Efficiency: Being a friction drive, power loss occurs in belt drive due to friction. This reduces efficiency of the drive. In single stage, belt drive can offer an efficiency in the range of 92 – 96%, mainly depending on frictional characteristic of mating surfaces, initial tension, type of belt, wrap angle, slip and creep. A chain drive can provide better efficiency as frictional loss is negligible. Properly lubricating new chain can typically provide 95 – 98% efficiency.
Workroom temperature: Most of the engineering materials exhibit changes in dimension with temperature; however, the degree of change depends on coefficient of thermal expansion of the concerned material. Belt is usually made of rubber, fabric rubber, ply leather, or synthetic materials. Being a non-metallic material, belt undergoes significant changes in dimension with small variation in atmospheric temperature. Even humidity can affect performance. When temperature increases, belt length also increase and this results in more slip, loss of power, unstable velocity and degraded efficiency. With reduction in atmosphere temperature, belt length decreases, which results in higher load on the bearings (it mounts the shafts). Small variation in workroom temperature poses no detectable problem in chain drive. Since chain is lubricated properly, so impact of humidity is also negligible.
Shaft orientation and misalignment: A suitable mechanical drive is required to select based on the orientation of the driver and driven shafts. Belt and chain drives can transmit power between parallel shafts only. Although quarter-turn belt can be employed for perpendicular non-intersecting shafts, it is not popular because of many restrictions and poor performance compared to bevel or worm gear. A small angular or locational misalignment in fixing the pulleys with corresponding shaft does not pose any problem in power transmission. On the other hand, chain drive cannot be used for non-parallel shafts. It always requires proper alignment of sprockets, otherwise slots of the chain will not match with the teeth of sprocket and thus chin will tend to jump out of the sprocket.
Initial tension: Belt drive requires an initial tension based on the load required to carry and speed of operation. Frequent adjustment of belt tension is also desired to mitigate the effects of gradual increment in belt length. This initial tension increases load on the bearings. Chain drive, however, does not require such tension to be maintained in chain for power transmission.

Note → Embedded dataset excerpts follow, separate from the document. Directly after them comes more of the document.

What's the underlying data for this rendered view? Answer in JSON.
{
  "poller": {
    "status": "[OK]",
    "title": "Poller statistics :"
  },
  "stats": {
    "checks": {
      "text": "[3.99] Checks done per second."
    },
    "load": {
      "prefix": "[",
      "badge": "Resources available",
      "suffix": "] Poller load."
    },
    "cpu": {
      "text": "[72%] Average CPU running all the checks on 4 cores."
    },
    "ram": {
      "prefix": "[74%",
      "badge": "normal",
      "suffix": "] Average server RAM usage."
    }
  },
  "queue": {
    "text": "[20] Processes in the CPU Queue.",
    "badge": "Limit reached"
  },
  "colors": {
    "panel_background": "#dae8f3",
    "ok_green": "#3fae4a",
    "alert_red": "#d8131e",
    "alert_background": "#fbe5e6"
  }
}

Lubrication: Belt drive requires occasional lubrication only. Higher than desired lubrication is detrimental as it undesirably increases slip. Chain drive requires frequent lubrication; however, not full lubrication as it is desired in gear drives. Cost of lubricating oil is another factor to consider in chain drive as compared to belt drive.

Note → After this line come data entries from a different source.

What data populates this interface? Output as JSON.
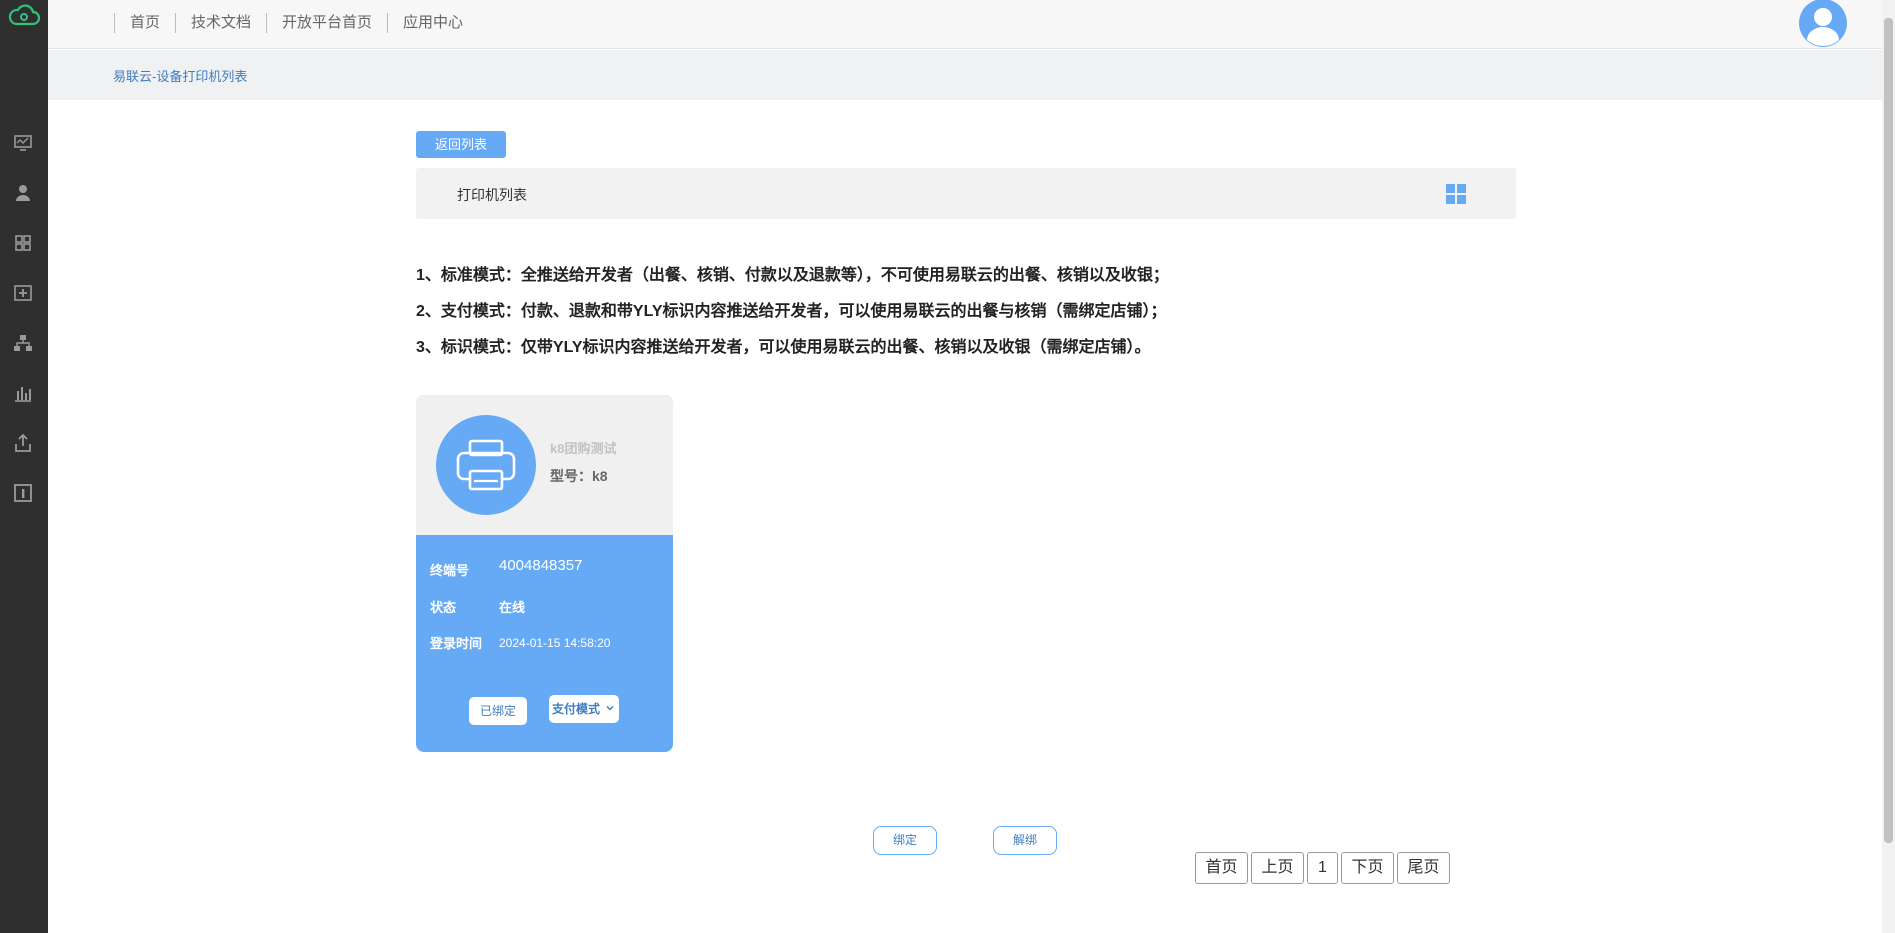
{
  "sidebar": {
    "logo_icon": "cloud-logo-icon",
    "items": [
      {
        "icon": "monitor-icon",
        "name": "sidebar-item-monitor"
      },
      {
        "icon": "user-icon",
        "name": "sidebar-item-user"
      },
      {
        "icon": "grid-apps-icon",
        "name": "sidebar-item-apps"
      },
      {
        "icon": "add-box-icon",
        "name": "sidebar-item-add"
      },
      {
        "icon": "org-tree-icon",
        "name": "sidebar-item-structure"
      },
      {
        "icon": "bar-chart-icon",
        "name": "sidebar-item-stats"
      },
      {
        "icon": "upload-icon",
        "name": "sidebar-item-upload"
      },
      {
        "icon": "info-box-icon",
        "name": "sidebar-item-info"
      }
    ]
  },
  "topnav": {
    "links": [
      "首页",
      "技术文档",
      "开放平台首页",
      "应用中心"
    ]
  },
  "breadcrumb": "易联云-设备打印机列表",
  "toolbar": {
    "back_label": "返回列表",
    "list_title": "打印机列表"
  },
  "notes": [
    "1、标准模式：全推送给开发者（出餐、核销、付款以及退款等），不可使用易联云的出餐、核销以及收银；",
    "2、支付模式：付款、退款和带YLY标识内容推送给开发者，可以使用易联云的出餐与核销（需绑定店铺）；",
    "3、标识模式：仅带YLY标识内容推送给开发者，可以使用易联云的出餐、核销以及收银（需绑定店铺）。"
  ],
  "device": {
    "name": "k8团购测试",
    "model": "型号：k8",
    "terminal_label": "终端号",
    "terminal_value": "4004848357",
    "status_label": "状态",
    "status_value": "在线",
    "login_label": "登录时间",
    "login_value": "2024-01-15 14:58:20",
    "bound_label": "已绑定",
    "mode_value": "支付模式"
  },
  "actions": {
    "bind_label": "绑定",
    "unbind_label": "解绑"
  },
  "pager": {
    "first": "首页",
    "prev": "上页",
    "page": "1",
    "next": "下页",
    "last": "尾页"
  },
  "colors": {
    "accent": "#66aaf5",
    "sidebar_bg": "#2f2f2f",
    "logo_green": "#2fc27a"
  }
}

Scientific comparison among belt drive and chain drive is presented in this article. The author also suggests you to go through the following references for better understanding of the topic.
- Design of Machine Elements by V. B. Bhandari (Fourth edition; McGraw Hill Education).
- Machine Design by R. L. Norton (Fifth edition; Pearson Education).
- A Textbook of Machine Design by R. S. Khurmi and J. K. Gupta (S. Chand; 2014).